The original complaint brought by the plaintiffs cited the First Amendment, but that argument was dismissed at the federal district court. Plaintiffs argued the ordinance violates the equal protection clause of the 14th Amendment and Colorado’s equal rights amendment. The city declined to comment on the case. 


Fort Collins’ ordinance states that “no female who is 10 years of age or older shall knowingly appear in any public place with her breast exposed below the top of the areola and nipple while located” in public. In August 2015, Hoagland protested the ordinance by standing shirtless (but with her nipples covered) on the street in Fort Collins near Colorado State University. Punishment for violation of the ordinance includes up to a $2,650 fine, 180 days in jail or both.

After Hoagland’s protest, the city discussed modification and repeal of the ordinance at a city council meeting in October, but the revised ordinance that passed in November kept the language prohibiting women from showing their breasts in a public space. Both versions of the law exempt breastfeeding mothers, an exception that Killmer Lane & Newman associate Andrew McNulty said is “telling.”

“It’s saying when a breast is out for breastfeeding, that is fine, but a normal breast is just sexual,” he said. “It kind of shows how the city views breasts as sexual objects unless they’re doing something that traditionally has been viewed as nonsexual.”

Attorney for the City of Fort Collins Andrew Ringel stated that in the case of Loving v. Virginia, the U.S. Supreme Court held that the 14th Amendment requires “invidious” discrimination. Ringel said that although the ordinance differentiates between male and female breasts, the distinction did not reach the level of discrimination. He also cited concerns about topless women in public when children are present. 

Ringel argued that a woman choosing to go topless and a mother breastfeeding are not the same. Judge Mary Beck Briscoe pushed back on that point during oral arguments.

“It seems to be counterintuitive to say children are shocked at one point but not at the other when we’re talking about the same thing,” Briscoe said. “A breast is a breast, is it not?”

Ringel argued the city’s ordinance is fundamental with regard to maintaining public order and preventing “societal disruption.”

“This is not about equal opportunity. This is not about the social status of women.

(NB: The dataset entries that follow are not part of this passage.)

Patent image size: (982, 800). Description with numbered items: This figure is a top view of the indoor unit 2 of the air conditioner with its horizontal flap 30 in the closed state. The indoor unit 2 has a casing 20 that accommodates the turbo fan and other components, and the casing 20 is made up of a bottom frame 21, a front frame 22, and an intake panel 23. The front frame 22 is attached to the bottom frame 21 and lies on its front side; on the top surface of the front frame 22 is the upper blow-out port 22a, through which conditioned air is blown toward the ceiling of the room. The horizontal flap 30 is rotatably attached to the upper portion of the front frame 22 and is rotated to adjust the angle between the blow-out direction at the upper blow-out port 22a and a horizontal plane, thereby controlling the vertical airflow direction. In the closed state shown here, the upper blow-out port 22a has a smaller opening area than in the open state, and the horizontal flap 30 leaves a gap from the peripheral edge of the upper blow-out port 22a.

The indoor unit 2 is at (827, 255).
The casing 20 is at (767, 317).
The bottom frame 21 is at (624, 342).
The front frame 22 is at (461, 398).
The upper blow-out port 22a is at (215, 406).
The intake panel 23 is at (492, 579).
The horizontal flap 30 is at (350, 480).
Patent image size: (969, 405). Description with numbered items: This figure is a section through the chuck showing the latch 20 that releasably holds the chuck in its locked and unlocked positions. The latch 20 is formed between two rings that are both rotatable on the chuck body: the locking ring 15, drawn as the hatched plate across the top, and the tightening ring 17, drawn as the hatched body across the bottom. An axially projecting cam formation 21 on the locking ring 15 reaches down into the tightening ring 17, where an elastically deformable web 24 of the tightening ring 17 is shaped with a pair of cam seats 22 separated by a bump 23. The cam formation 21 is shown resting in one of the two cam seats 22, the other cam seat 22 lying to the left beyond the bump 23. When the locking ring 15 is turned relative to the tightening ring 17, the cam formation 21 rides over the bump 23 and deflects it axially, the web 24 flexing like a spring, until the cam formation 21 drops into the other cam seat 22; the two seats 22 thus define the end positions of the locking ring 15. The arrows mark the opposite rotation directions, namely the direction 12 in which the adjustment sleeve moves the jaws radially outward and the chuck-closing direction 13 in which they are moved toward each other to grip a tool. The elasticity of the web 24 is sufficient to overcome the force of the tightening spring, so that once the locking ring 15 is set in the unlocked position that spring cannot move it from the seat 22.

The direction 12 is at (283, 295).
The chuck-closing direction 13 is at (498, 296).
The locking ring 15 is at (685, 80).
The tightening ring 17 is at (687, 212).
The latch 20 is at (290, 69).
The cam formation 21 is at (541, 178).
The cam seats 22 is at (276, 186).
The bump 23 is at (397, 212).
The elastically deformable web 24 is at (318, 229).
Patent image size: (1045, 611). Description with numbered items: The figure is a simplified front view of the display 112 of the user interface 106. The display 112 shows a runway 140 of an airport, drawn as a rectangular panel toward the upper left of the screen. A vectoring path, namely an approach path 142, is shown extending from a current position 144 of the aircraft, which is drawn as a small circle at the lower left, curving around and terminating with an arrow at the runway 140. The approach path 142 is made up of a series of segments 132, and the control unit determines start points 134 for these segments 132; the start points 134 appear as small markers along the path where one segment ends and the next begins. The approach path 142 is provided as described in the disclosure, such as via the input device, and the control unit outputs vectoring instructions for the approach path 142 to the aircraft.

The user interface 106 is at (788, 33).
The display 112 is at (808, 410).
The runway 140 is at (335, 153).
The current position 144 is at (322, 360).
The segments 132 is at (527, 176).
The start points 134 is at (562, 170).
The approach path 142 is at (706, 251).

This isn’t about the legal status of women,” Ringel said during arguments. “The only restriction that exists is a ban on female toplessness.”

In an interview with Law Week, McNulty said that the case isn’t trivial because the issue of discrimination is always harmful.

“What’s the harm of having separate drinking fountains for African Americans and white folks? I think it’s important to emphasize that discrimination is never trivial and there are real life consequences for it every day,” he said.

The original complaint cites 10 municipal codes in Colorado, including Denver and Boulder, concerning public nudity that do not criminalize women who choose to appear topless in public. Free the Nipple has held several protests in cities across the nation. A handful of states including Florida, New York and Ohio have contended with what constitutes public nudity and indecency. Several cases have ruled in favor of women going topless in public, but bans in other cities have been upheld. 

In November, the 7th Circuit Court of Appeals ruled in favor of Chicago’s ordinance barring toplessness in public for women. 

Although the pending decision from the 10th Circuit could go either way and appeal to the U.S. Supreme Court is still possible, McNulty said he is “cautiously optimistic” about the outcome.

“We’ve seen time and again throughout history that all those predictions of the parade of horribles of what would happen if women are given more rights, they just don’t come true. I think we’ll look back on this decision and we’ll see … that our society became better because of it.”